The focus for the week was Jupiter - beautifully positioned for viewing this month and happily, for once, we had a clear sky to enjoy it - more about that later.
1st on the agenda was the item - "What's Up in March" ably covered by Mike.
5 planets can be seen at different times of the night in March and the winter constellations are now beginning to give way to the Spring constellations of Leo and Virgo. Some interesting galaxies are to be found in these and later we managed to locate a few.
After a short break Kim treated us to his findings related to Jupiter.
Because there is no solid ground, the surface of Jupiter is defined as the point where the atmospheric pressure is equal to that of Earth.
At this point, the pull of gravity is almost two and a half times stronger than it is on our planet.
A probe or spacecraft traveling toward the center of the planet would continue to find only thick clouds until it reached the core.
The composition of the core is still a matter of debate but it's size is larger than the Earth as can be seen from the cut-away image above.
Just after 8.00p.m. we ventured out to a clear sky. I counted 7 telescopes plus a few binoculars so there was plenty to see.
One of the projects for N.A.W. was to count the number of naked eye stars visible in Orion - or more precisely the trapezium bounded by Betelgeuse, Bellatrix, Saiph and Rigel.
Some members excelled at this - Goodwick Mike counted 25, others (Liz and Brian were mentioned) saw a few more.
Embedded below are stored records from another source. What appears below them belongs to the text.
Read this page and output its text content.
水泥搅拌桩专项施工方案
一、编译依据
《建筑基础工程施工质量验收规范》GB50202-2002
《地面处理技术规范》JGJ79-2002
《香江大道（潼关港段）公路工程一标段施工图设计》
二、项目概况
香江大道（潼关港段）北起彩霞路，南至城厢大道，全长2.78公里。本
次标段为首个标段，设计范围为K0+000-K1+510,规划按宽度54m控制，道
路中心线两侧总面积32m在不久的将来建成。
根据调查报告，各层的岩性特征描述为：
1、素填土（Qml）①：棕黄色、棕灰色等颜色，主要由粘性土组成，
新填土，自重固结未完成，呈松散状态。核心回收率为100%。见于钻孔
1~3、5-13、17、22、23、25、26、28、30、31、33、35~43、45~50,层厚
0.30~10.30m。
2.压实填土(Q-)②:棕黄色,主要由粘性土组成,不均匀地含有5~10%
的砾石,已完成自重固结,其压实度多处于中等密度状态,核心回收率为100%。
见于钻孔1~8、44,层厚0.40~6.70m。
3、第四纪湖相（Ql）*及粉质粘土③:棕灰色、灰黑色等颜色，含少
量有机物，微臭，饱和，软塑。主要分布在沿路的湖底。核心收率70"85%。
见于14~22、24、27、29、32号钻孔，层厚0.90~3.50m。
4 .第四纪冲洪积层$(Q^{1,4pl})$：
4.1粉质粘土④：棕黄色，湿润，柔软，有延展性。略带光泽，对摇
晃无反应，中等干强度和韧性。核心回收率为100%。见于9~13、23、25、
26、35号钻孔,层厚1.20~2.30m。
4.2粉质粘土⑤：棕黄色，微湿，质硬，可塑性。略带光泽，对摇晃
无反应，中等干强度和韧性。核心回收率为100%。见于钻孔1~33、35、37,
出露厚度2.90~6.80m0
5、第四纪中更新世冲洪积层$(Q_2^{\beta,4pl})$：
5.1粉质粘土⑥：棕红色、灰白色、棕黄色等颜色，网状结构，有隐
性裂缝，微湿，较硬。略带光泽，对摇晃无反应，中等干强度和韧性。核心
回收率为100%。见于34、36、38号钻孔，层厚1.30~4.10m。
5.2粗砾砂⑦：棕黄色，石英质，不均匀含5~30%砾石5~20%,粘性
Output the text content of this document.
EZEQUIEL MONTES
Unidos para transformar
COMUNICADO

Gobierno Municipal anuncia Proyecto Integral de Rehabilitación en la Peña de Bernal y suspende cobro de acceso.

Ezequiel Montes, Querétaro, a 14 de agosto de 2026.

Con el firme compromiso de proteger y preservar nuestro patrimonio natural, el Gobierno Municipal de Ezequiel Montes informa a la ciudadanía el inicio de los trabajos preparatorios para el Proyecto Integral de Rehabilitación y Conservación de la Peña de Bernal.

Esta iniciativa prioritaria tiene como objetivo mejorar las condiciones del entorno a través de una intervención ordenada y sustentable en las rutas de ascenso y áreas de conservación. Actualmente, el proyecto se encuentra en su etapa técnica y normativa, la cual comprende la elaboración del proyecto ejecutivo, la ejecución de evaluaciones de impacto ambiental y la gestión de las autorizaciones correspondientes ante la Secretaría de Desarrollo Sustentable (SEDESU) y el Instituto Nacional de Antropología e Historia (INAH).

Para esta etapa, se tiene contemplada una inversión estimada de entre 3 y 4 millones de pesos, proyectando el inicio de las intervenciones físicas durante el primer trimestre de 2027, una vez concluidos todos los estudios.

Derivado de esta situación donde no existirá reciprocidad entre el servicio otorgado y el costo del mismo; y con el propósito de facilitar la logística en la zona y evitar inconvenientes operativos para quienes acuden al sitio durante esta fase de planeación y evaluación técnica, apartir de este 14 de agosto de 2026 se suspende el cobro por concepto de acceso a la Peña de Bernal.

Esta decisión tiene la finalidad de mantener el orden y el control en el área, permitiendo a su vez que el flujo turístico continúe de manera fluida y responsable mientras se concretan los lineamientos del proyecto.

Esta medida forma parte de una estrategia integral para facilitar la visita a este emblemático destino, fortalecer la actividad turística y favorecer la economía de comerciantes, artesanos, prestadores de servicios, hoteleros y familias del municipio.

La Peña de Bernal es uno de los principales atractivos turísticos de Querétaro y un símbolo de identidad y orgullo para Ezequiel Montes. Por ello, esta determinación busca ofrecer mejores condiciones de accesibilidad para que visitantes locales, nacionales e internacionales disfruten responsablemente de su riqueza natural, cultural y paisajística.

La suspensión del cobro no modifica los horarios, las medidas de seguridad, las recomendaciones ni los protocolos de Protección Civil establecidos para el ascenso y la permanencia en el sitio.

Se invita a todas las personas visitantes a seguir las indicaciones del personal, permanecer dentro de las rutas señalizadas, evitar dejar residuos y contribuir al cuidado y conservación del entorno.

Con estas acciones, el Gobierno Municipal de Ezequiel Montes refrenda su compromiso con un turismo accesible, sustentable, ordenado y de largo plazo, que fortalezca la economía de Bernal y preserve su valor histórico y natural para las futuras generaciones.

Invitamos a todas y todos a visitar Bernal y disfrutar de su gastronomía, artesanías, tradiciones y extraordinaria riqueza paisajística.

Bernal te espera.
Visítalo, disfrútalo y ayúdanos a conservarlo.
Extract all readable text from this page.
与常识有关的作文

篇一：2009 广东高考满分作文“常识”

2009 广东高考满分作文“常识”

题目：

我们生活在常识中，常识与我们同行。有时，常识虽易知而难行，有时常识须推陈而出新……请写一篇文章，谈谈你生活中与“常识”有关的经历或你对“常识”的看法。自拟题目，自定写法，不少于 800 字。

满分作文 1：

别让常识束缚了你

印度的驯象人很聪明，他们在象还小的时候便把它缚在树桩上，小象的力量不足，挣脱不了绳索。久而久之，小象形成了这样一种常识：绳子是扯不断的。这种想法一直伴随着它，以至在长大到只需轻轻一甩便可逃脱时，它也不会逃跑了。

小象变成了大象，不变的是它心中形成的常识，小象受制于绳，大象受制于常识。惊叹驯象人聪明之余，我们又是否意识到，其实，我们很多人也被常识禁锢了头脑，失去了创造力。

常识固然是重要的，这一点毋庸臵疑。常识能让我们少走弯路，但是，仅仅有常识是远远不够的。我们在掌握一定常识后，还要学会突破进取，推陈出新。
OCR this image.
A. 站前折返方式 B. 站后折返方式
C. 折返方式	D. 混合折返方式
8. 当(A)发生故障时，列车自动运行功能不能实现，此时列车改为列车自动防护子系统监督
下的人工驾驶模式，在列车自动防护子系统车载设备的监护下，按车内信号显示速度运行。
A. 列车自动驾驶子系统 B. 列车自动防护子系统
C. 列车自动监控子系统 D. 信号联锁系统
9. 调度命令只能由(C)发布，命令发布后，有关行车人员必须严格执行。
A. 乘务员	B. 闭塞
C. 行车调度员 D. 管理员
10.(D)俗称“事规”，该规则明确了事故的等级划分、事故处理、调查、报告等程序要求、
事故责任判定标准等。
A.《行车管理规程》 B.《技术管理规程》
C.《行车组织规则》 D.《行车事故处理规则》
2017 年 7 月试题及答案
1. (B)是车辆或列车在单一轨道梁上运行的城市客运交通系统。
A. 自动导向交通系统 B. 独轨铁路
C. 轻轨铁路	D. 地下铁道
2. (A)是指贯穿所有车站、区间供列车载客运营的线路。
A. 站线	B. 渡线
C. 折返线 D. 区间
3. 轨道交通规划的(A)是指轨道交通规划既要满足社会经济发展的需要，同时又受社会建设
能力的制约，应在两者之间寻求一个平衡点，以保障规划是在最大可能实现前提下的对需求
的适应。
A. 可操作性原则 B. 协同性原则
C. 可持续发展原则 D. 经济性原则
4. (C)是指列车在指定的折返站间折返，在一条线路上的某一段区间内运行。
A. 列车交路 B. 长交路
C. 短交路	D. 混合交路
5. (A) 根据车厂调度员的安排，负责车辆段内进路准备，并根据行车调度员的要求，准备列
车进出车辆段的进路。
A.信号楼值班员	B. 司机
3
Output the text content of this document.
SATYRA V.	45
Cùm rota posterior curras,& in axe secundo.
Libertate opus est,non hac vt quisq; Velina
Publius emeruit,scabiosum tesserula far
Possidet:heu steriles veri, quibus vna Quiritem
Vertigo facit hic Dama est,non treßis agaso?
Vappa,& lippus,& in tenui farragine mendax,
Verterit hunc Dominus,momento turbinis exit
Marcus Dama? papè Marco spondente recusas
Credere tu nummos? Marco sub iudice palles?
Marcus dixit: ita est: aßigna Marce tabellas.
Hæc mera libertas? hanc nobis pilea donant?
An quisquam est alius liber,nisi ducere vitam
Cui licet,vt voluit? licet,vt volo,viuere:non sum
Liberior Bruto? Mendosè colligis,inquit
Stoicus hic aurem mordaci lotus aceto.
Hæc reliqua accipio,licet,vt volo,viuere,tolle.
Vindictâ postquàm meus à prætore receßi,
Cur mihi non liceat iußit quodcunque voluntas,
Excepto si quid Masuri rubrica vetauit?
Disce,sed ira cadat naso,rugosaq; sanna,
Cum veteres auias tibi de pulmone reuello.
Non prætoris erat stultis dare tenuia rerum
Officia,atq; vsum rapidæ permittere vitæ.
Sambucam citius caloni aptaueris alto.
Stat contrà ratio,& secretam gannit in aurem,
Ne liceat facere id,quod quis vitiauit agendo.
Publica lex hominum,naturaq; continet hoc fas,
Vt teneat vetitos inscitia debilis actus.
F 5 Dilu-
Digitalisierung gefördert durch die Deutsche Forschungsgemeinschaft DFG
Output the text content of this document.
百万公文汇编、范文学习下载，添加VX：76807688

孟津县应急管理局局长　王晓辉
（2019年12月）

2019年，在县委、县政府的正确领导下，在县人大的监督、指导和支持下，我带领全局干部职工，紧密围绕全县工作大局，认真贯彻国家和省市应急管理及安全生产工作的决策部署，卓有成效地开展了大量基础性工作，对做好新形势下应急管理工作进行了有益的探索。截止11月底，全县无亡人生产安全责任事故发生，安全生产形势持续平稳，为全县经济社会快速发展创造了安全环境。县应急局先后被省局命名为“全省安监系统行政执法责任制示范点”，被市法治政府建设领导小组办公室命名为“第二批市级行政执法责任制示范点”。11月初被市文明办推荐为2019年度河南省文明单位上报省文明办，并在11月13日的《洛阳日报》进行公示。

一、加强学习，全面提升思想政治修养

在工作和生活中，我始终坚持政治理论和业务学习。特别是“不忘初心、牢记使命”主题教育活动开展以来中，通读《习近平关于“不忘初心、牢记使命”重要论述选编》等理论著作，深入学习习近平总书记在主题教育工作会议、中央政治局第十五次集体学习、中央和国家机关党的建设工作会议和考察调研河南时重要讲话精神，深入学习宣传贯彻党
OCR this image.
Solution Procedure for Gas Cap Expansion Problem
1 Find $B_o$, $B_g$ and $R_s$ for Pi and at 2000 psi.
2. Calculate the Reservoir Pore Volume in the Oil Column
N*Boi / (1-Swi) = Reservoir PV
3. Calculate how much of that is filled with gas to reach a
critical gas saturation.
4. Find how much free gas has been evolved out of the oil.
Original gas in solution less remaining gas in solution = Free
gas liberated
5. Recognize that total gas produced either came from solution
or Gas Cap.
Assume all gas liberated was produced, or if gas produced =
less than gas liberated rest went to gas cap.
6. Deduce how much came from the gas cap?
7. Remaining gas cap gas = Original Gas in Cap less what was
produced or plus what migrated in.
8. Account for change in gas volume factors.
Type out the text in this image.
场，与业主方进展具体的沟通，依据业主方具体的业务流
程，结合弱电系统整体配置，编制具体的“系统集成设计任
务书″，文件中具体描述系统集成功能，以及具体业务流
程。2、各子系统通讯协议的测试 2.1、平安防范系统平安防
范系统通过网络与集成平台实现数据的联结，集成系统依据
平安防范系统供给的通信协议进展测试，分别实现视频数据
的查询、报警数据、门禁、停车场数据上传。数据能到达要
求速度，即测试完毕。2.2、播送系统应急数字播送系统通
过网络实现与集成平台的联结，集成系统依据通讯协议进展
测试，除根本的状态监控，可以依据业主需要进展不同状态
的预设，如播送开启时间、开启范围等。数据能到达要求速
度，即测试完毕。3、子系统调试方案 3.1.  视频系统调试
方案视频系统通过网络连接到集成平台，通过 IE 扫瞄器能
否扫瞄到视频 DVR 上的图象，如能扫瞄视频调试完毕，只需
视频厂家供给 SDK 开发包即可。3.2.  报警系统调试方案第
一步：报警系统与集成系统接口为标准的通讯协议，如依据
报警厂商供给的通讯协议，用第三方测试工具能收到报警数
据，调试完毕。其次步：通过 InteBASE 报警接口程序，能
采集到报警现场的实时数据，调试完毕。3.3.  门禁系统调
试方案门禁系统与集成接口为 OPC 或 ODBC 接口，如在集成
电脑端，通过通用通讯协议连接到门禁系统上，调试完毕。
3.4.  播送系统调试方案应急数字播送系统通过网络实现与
I struggled to see 10!!
We would have quite a list if I were to detail all the sights seen that night - fortunately the Moon was just a crescent so didn't interfere and so we could see galaxies and open clusters that would otherwise be imposible.
I don't know if anyone saw the Great Red Spot on Jupiter but the 2 bands and moons were clearly seen.
It was a fitting conclusion to the night that we could actually see what we had been considering earlier - and it's not too often that that can be said!!